No particular, cabe aqui uma denúncia quanto ao comportamento evasivo, fugidio e de negaças do governo brasileiro, que ainda se recusa a de modo cabal e efetivo trazer à luz os arquivos da recente ditadura militar brasileira ( 1964 a 1985 ), pondo ao conhecimento da sociedade o que efetivamente se passou nessas lúgubres décadas, bem como os responsáveis pelos atos de barbárie praticados, como política de Estado. Esse comportamento, atípico em uma real democracia, precisa ser comunicado em todos os fóruns nacionais e internacionais, modo a se repelir essa conduta claramente antidemocrática e não humanitária.

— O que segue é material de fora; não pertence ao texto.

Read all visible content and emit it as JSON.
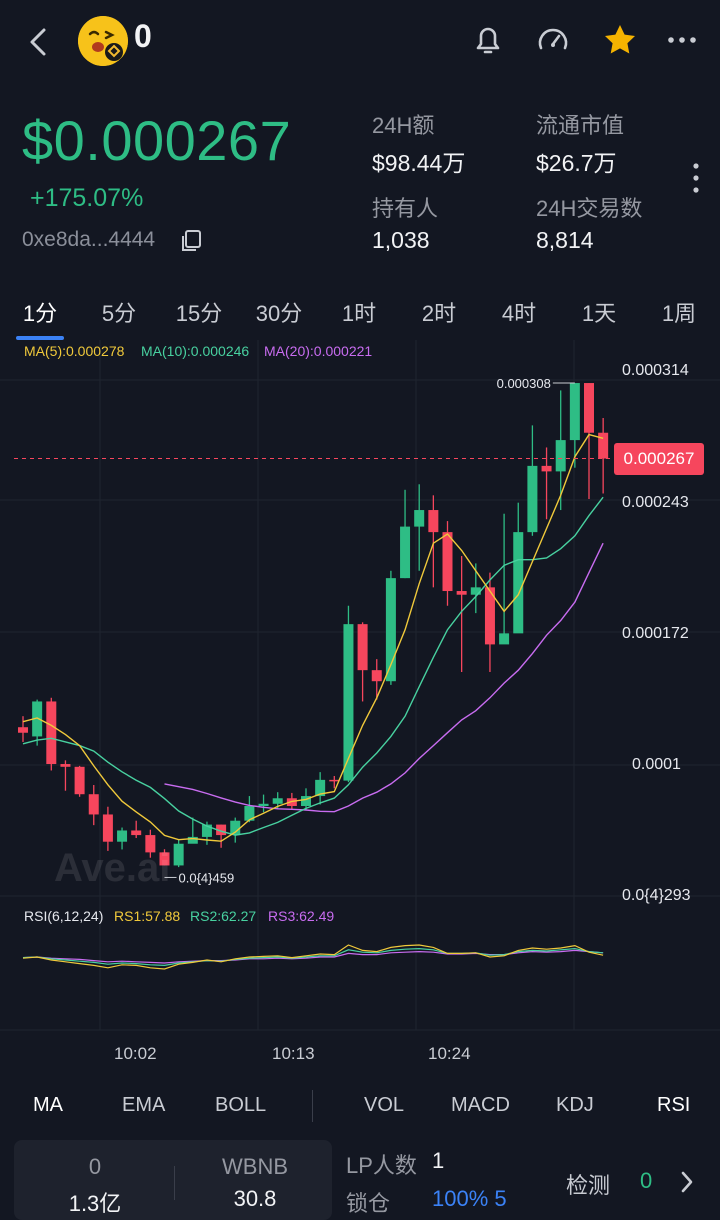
{
  "header": {
    "token_name": "0",
    "back_icon": "chevron-left-icon",
    "icons": [
      "bell-icon",
      "gauge-icon",
      "star-icon",
      "more-horizontal-icon"
    ],
    "star_color": "#f5b300"
  },
  "price": {
    "value": "$0.000267",
    "change": "+175.07%",
    "address": "0xe8da...4444",
    "up_color": "#2ebd85"
  },
  "stats": [
    {
      "label": "24H额",
      "value": "$98.44万"
    },
    {
      "label": "流通市值",
      "value": "$26.7万"
    },
    {
      "label": "持有人",
      "value": "1,038"
    },
    {
      "label": "24H交易数",
      "value": "8,814"
    }
  ],
  "timeframes": [
    "1分",
    "5分",
    "15分",
    "30分",
    "1时",
    "2时",
    "4时",
    "1天",
    "1周"
  ],
  "selected_timeframe": "1分",
  "chart_legend": {
    "ma5": "MA(5):0.000278",
    "ma10": "MA(10):0.000246",
    "ma20": "MA(20):0.000221",
    "rsi_title": "RSI(6,12,24)",
    "rs1": "RS1:57.88",
    "rs2": "RS2:62.27",
    "rs3": "RS3:62.49"
  },
  "chart_data": {
    "type": "candlestick",
    "y_axis_labels": [
      "0.000314",
      "0.000243",
      "0.000172",
      "0.0001",
      "0.0{4}293"
    ],
    "x_axis_labels": [
      "10:02",
      "10:13",
      "10:24"
    ],
    "current_price_label": "0.000267",
    "high_label": "0.000308",
    "low_label": "0.0{4}459",
    "watermark": "Ave.ai",
    "ylim": [
      2.93e-05,
      0.000314
    ],
    "candles": [
      [
        0.000121,
        0.000118,
        0.000127,
        0.000113
      ],
      [
        0.000116,
        0.000135,
        0.000136,
        0.000111
      ],
      [
        0.000135,
        0.000101,
        0.000137,
        9.75e-05
      ],
      [
        0.000101,
        9.95e-05,
        0.000103,
        8.65e-05
      ],
      [
        9.95e-05,
        8.46e-05,
        0.0001,
        8.32e-05
      ],
      [
        8.46e-05,
        7.36e-05,
        8.96e-05,
        6.78e-05
      ],
      [
        7.36e-05,
        5.88e-05,
        7.78e-05,
        5.38e-05
      ],
      [
        5.88e-05,
        6.49e-05,
        6.65e-05,
        5.46e-05
      ],
      [
        6.49e-05,
        6.24e-05,
        7.02e-05,
        6.08e-05
      ],
      [
        6.24e-05,
        5.3e-05,
        6.53e-05,
        5.01e-05
      ],
      [
        5.3e-05,
        4.59e-05,
        5.47e-05,
        4.59e-05
      ],
      [
        4.59e-05,
        5.77e-05,
        6.03e-05,
        4.5e-05
      ],
      [
        5.77e-05,
        6.14e-05,
        7.19e-05,
        5.83e-05
      ],
      [
        6.14e-05,
        6.81e-05,
        6.97e-05,
        5.71e-05
      ],
      [
        6.81e-05,
        6.24e-05,
        6.81e-05,
        5.55e-05
      ],
      [
        6.24e-05,
        7.02e-05,
        7.19e-05,
        5.83e-05
      ],
      [
        7.02e-05,
        7.82e-05,
        8.36e-05,
        6.94e-05
      ],
      [
        7.82e-05,
        7.94e-05,
        8.44e-05,
        7.48e-05
      ],
      [
        7.94e-05,
        8.24e-05,
        8.57e-05,
        7.65e-05
      ],
      [
        8.24e-05,
        7.82e-05,
        8.53e-05,
        7.65e-05
      ],
      [
        7.82e-05,
        8.36e-05,
        8.78e-05,
        7.57e-05
      ],
      [
        8.36e-05,
        9.24e-05,
        9.66e-05,
        7.9e-05
      ],
      [
        9.24e-05,
        9.2e-05,
        9.45e-05,
        8.78e-05
      ],
      [
        9.2e-05,
        0.000177,
        0.000187,
        9.12e-05
      ],
      [
        0.000177,
        0.000152,
        0.000178,
        0.000135
      ],
      [
        0.000152,
        0.000146,
        0.000158,
        0.000136
      ],
      [
        0.000146,
        0.000202,
        0.000206,
        0.000144
      ],
      [
        0.000202,
        0.00023,
        0.00025,
        0.000202
      ],
      [
        0.00023,
        0.000239,
        0.000253,
        0.000206
      ],
      [
        0.000239,
        0.000227,
        0.000247,
        0.000197
      ],
      [
        0.000227,
        0.000195,
        0.000233,
        0.000187
      ],
      [
        0.000195,
        0.000193,
        0.000214,
        0.000151
      ],
      [
        0.000193,
        0.000197,
        0.00021,
        0.000183
      ],
      [
        0.000197,
        0.000166,
        0.000205,
        0.000151
      ],
      [
        0.000166,
        0.000172,
        0.000237,
        0.000168
      ],
      [
        0.000172,
        0.000227,
        0.000243,
        0.000176
      ],
      [
        0.000227,
        0.000263,
        0.000285,
        0.000225
      ],
      [
        0.000263,
        0.00026,
        0.000273,
        0.000234
      ],
      [
        0.00026,
        0.000277,
        0.000304,
        0.000239
      ],
      [
        0.000277,
        0.000308,
        0.000308,
        0.000262
      ],
      [
        0.000308,
        0.000281,
        0.000308,
        0.000245
      ],
      [
        0.000281,
        0.000267,
        0.000289,
        0.000248
      ]
    ],
    "ma5": [
      0.000124,
      0.000126,
      0.000122,
      0.000117,
      0.000111,
      0.0001,
      8.97e-05,
      8.08e-05,
      7.5e-05,
      6.95e-05,
      6.22e-05,
      5.99e-05,
      6.05e-05,
      5.97e-05,
      5.91e-05,
      6.4e-05,
      7.07e-05,
      7.43e-05,
      7.8e-05,
      8.07e-05,
      8.18e-05,
      8.47e-05,
      8.6e-05,
      0.000104,
      0.000122,
      0.000137,
      0.000155,
      0.000174,
      0.000199,
      0.000221,
      0.000226,
      0.000217,
      0.000206,
      0.000195,
      0.000184,
      0.000193,
      0.000211,
      0.000229,
      0.000247,
      0.000268,
      0.00028,
      0.000278
    ],
    "ma10": [
      0.000112,
      0.000114,
      0.000115,
      0.000113,
      0.000111,
      0.000108,
      0.000102,
      9.68e-05,
      9.22e-05,
      8.83e-05,
      8.22e-05,
      7.55e-05,
      7.11e-05,
      6.73e-05,
      6.45e-05,
      6.24e-05,
      6.36e-05,
      6.65e-05,
      6.93e-05,
      7.32e-05,
      7.69e-05,
      7.99e-05,
      8.25e-05,
      8.97e-05,
      9.93e-05,
      0.000107,
      0.000116,
      0.000127,
      0.000143,
      0.000159,
      0.000174,
      0.000184,
      0.000192,
      0.000201,
      0.000209,
      0.000212,
      0.000212,
      0.000213,
      0.000218,
      0.000225,
      0.000236,
      0.000246
    ],
    "ma20": [
      null,
      null,
      null,
      null,
      null,
      null,
      null,
      null,
      null,
      null,
      9.02e-05,
      8.87e-05,
      8.72e-05,
      8.5e-05,
      8.26e-05,
      8.03e-05,
      7.85e-05,
      7.75e-05,
      7.67e-05,
      7.64e-05,
      7.6e-05,
      7.53e-05,
      7.51e-05,
      7.82e-05,
      8.25e-05,
      8.57e-05,
      9.02e-05,
      9.62e-05,
      0.000104,
      0.000111,
      0.000118,
      0.000125,
      0.00013,
      0.000137,
      0.000145,
      0.000152,
      0.000161,
      0.000171,
      0.000179,
      0.000189,
      0.000205,
      0.000221
    ],
    "rsi1": [
      53,
      55,
      50,
      47,
      44,
      41,
      37,
      42,
      41,
      37,
      35,
      43,
      46,
      50,
      47,
      52,
      55,
      56,
      57,
      54,
      57,
      60,
      59,
      75,
      66,
      64,
      71,
      74,
      75,
      71,
      61,
      61,
      62,
      55,
      57,
      66,
      70,
      68,
      70,
      74,
      63,
      58
    ],
    "rsi2": [
      54,
      55,
      52,
      50,
      48,
      46,
      43,
      45,
      44,
      42,
      41,
      45,
      47,
      49,
      48,
      51,
      53,
      54,
      55,
      53,
      55,
      57,
      57,
      67,
      63,
      62,
      66,
      68,
      69,
      67,
      61,
      61,
      62,
      58,
      59,
      64,
      66,
      65,
      67,
      69,
      64,
      62
    ],
    "rsi3": [
      54,
      55,
      53,
      52,
      51,
      49,
      47,
      48,
      47,
      46,
      45,
      47,
      48,
      49,
      49,
      50,
      52,
      52,
      53,
      52,
      53,
      55,
      55,
      61,
      59,
      59,
      62,
      63,
      64,
      63,
      60,
      60,
      61,
      59,
      59,
      62,
      64,
      63,
      64,
      66,
      64,
      62
    ]
  },
  "indicators": {
    "main": [
      "MA",
      "EMA",
      "BOLL"
    ],
    "sub": [
      "VOL",
      "MACD",
      "KDJ",
      "RSI"
    ],
    "selected_main": "MA",
    "selected_sub": "RSI"
  },
  "pool": {
    "base_label": "0",
    "base_value": "1.3亿",
    "quote_label": "WBNB",
    "quote_value": "30.8",
    "lp_label": "LP人数",
    "lp_value": "1",
    "lock_label": "锁仓",
    "lock_value": "100% 5",
    "detect_label": "检测",
    "detect_count": "0"
  },
  "colors": {
    "up": "#2ebd85",
    "down": "#f6465d",
    "ma5": "#f0c93b",
    "ma10": "#48d1a0",
    "ma20": "#c86cf0",
    "accent": "#3b82f6"
  }
}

Assim, práticas próprias ao fascismo continuam presentes em muitas das ações, do comportamento e das normas legais e administrativas existentes em nossos Estados. É preciso combatê-las sem tréguas! É preciso combatê-las conhecendo nosso passado, resgatando a nossa memória, de modo a dizer aos homens e mulheres de hoje e de amanhã que a Humanidade, nós não toleramos mais essa aberração.
Não, não exagero quando de fascismo, presente ainda hoje nessas nefastas e recentes práticas anti-cidadãs, típicos crimes de lesahumanidade. Não exagero, pois a criminalização dos movimentos sociais, sindicais e assemelhados é uma realidade.
As ações e práticas anti-sindicais se mostram cada vez mais articuladas e organizadas, revelando que os agentes do capital têm intercambiado – como fizeram nos tempos ditatoriais – experiências e modelos de repressão e perseguição.
Leis antigreves, ou que não asseguram plenamente o exercício desse direito aos que apenas dispõem de sua força de trabalho, são uma realidade transnacional, como frequentemente temos notícia.
A negação de uma garantia mínima no emprego, salvo no caso de um justo motivo à dispensa, insere-se como modelo adotado por todos os Estados, com raras exceções, em detrimento dos trabalhadores-cidadãos.
Práticas persecutórias, cada vez mais e mais sofisticadas, algumas das quais abordadas neste evento, também são exemplo de que muito longe nos encontramos de construir um patamar mínimo de respeito à cidadania e garantia de direito ao trabalho inclusivo e socialmente respeitado.
A negação do trabalho como elemento de inclusão social é uma realidade. Continuamos sob a égide do firmado por Michel Foucault : “A função de transformação do corpo em força de trabalho responde à função de transformação do tempo em tempo de trabalho”. E só!
O mesmo se pode dizer com relação à luta dos trabalhadores pela terra, por um modelo de produção que não seja o do asfixiante e oligopólico agronegócio. Não nos é estranha essa luta, inclusive pelo conhecimento e pela convivência com companheiros camponeses, advogados, religiosos e outros que continuam – com risco de vida – enfrentando o latifúndio e seus braços armados, às vezes militares ou paramilitares.
O direito à terra e a uma produção voltada para os reais necessidades alimentares dos povos continua a ser um objetivo ainda inalcançado na maior parte dos países, em inequívoco atentado ao comezinho direito à própria vida, portanto.
É preciso, pois, construir um novo modelo. Justo, socialmente e ambientalmente responsável. Permeado pela solidariedade individual e social, e não se olvidando, como bem lembrado neste evento, que os sistemas de Previdência e Seguridade são parte integrante dessa nova ordem cidadã e civilizatória.
Quanto mais formos às raízes da nossa História, à memória e à verdade, mais profundamente avançaremos, superando o terrível passado que não só deita sombras sobre o hoje, mas ainda se faz presente.
Afinal, como consignou uma escritora brasileira (Teresa Urban), “toda forma de violência deve ser denunciada, ontem e hoje”.

* Marcelo Chalréo – Conselheiro e Vice-Presidente da Comissão de Direitos Humanos da Ordem dos Advogados do Brasil, Seção do Rio de Janeiro.